Many more, like offbeat denim maestro Ksenia Schnaider and Anna October have left their country behind, and are doing their best to keep their businesses going from afar. Schnaider is currently in Nuremberg, Germany, while Anna October fled Kyiv and landed in Paris, after a long car journey and a long night spent hiding in a forest. She admits that though she is safe, her situation is making working tough. “It’s difficult to think creatively when your country has been ripped apart by war,” she says, with the financial and logistical side of things also adding to her problems as she endeavours to finish her latest collection under these new, strange circumstances. 

Now, though, comes a new grassroots initiative, which aims to support both Ukrainian talent that has been displaced around the world, and those that have stayed in the country and continue to work. The brainchild of designer and former Vogue Ukraine editor-in-chief Julie Pelipas and Anna October, the Bettter.Community platform is a way of bringing the country’s brightest talents to the world. “Kyiv has the most amazing creative scene and culture, everything from music, to fashion, to art. People have long called it ‘the new Berlin’,” Pelipas explains from Paris, where she landed after a brief stop in Greece. “Now, the young creatives that call the city home need help and support, whether they’ve left Ukraine or stayed in the country and continue in with their work.” 

Across the last few weeks, Pelipas and October put out a clarion call for applicants, with over 400 young creatives applying to be listed. Launched yesterday, the Bettter.Community platform aims to showcase Ukraine’s brightest creatives to “international media, agencies, public institutions, and many more”. From there, its founders hope to secure those on their roster full-time or freelance jobs, access to legal advice, and cold hard cash grants designed to secure safe accommodation and support their businesses. 

“People have had to leave everything they have behind, but despite this many are still working and still have to work,” says Pelipas. “One of our team members, a graphic designer, has fled his home and was working from a desk in a bunker.
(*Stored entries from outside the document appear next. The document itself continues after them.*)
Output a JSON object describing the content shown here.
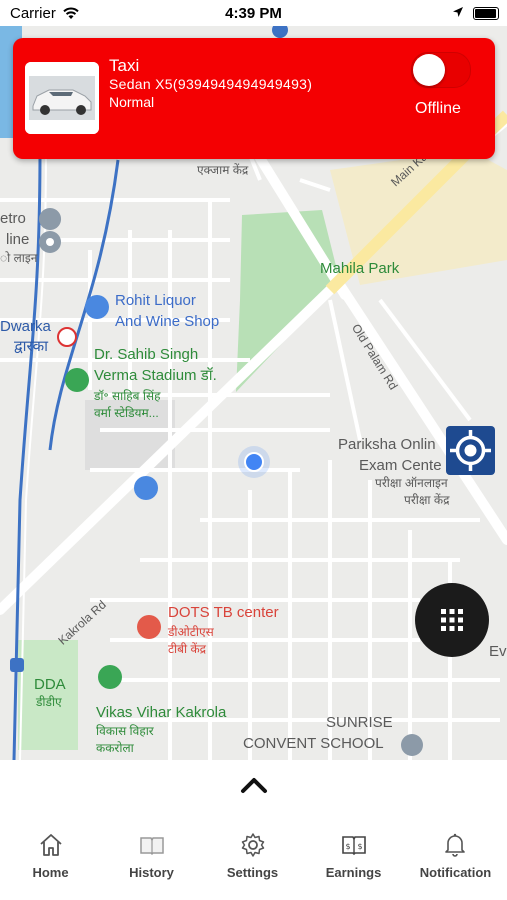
{
  "status_bar": {
    "carrier": "Carrier",
    "time": "4:39 PM"
  },
  "taxi_card": {
    "title": "Taxi",
    "vehicle": "Sedan X5(9394949494949493)",
    "mode": "Normal",
    "status_label": "Offline",
    "toggle_on": false
  },
  "map": {
    "labels": {
      "metro_1": "etro",
      "metro_2": "line",
      "metro_3": "ो लाइन",
      "dwarka": "Dwarka",
      "dwarka_hi": "द्वारका",
      "ekjam": "एक्जाम केंद्र",
      "main_road": "Main Ka",
      "mahila_park": "Mahila Park",
      "rohit_1": "Rohit Liquor",
      "rohit_2": "And Wine Shop",
      "stadium_1": "Dr. Sahib Singh",
      "stadium_2": "Verma Stadium डॉ.",
      "stadium_3": "डॉ॰ साहिब सिंह",
      "stadium_4": "वर्मा स्टेडियम...",
      "old_palam": "Old Palam Rd",
      "pariksha_1": "Pariksha Onlin",
      "pariksha_2": "Exam Cente",
      "pariksha_3": "परीक्षा ऑनलाइन",
      "pariksha_4": "परीक्षा केंद्र",
      "kakrola_rd": "Kakrola Rd",
      "dots_1": "DOTS TB center",
      "dots_2": "डीओटीएस",
      "dots_3": "टीबी केंद्र",
      "dda_1": "DDA",
      "dda_2": "डीडीए",
      "vikas_1": "Vikas Vihar Kakrola",
      "vikas_2": "विकास विहार",
      "vikas_3": "ककरोला",
      "sunrise_1": "SUNRISE",
      "sunrise_2": "CONVENT SCHOOL",
      "eve": "Eve"
    }
  },
  "tabs": [
    {
      "label": "Home",
      "icon": "home-icon"
    },
    {
      "label": "History",
      "icon": "book-icon"
    },
    {
      "label": "Settings",
      "icon": "gear-icon"
    },
    {
      "label": "Earnings",
      "icon": "earnings-book-icon"
    },
    {
      "label": "Notification",
      "icon": "bell-icon"
    }
  ],
  "colors": {
    "accent": "#f40002",
    "locate_button": "#1e4a90",
    "grid_button": "#1b1b1b"
  }
}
Cash donations will go towards ensuring he and others like him have somewhere safe to work, while job offers and grants will ensure they have a vital ongoing cash flow.” 
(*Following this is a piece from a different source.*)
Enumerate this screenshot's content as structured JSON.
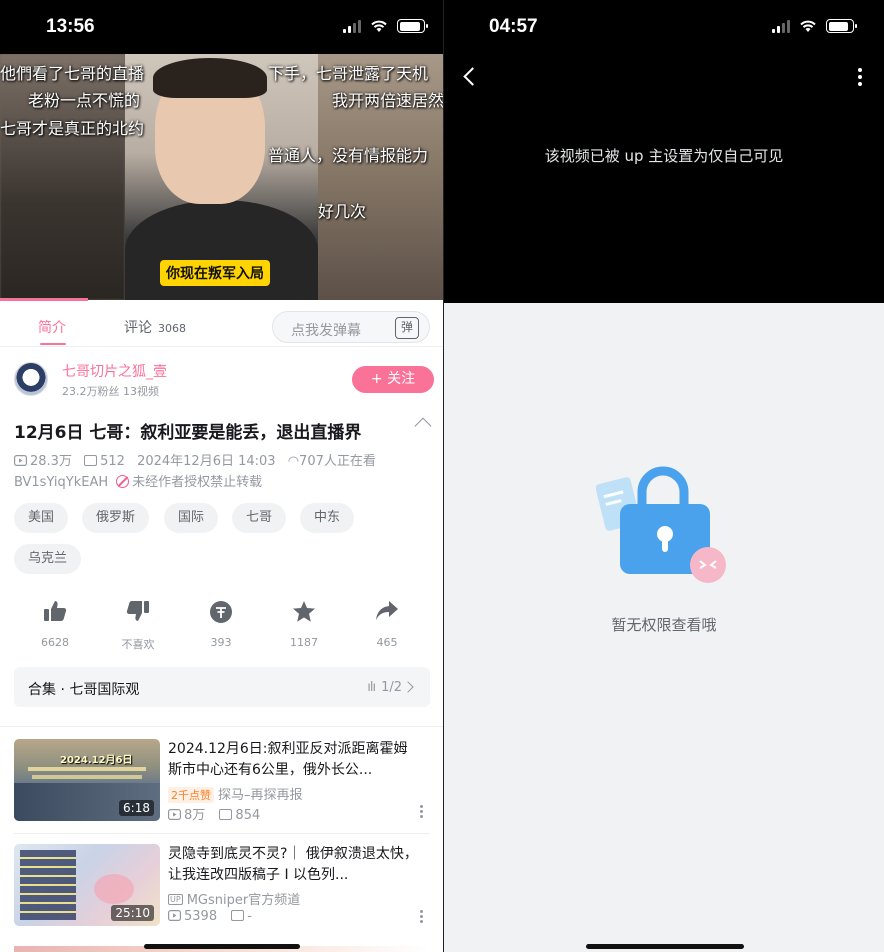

The Bettter.Community website is but stage one of a far more expansive project, however – which is even more impressive when you consider it’s been less than four weeks since Pelipas and October left Ukraine and made their first moves to set the initiative up. Two hotels in Austria that the designers had been in talks with recently confirmed a free three month-long residence for Ukrainian creatives, with the space acting as a kind of arts hub where they can live and work. When those three months are up, Pelipas reveals plans for an exhibition and sale, again to raise funds for Bettter.Community members and more working and living spaces across Europe.

Right now, however, she’s intent on signing up as many creatives as possible and shining a spotlight on Ukraine’s undeniable talent. “It’s important to me that the world doesn’t see Ukraine’s people as victims,” she explains. “I am so proud of our creative scene and the people that are part of it, and I want the world to see that too.”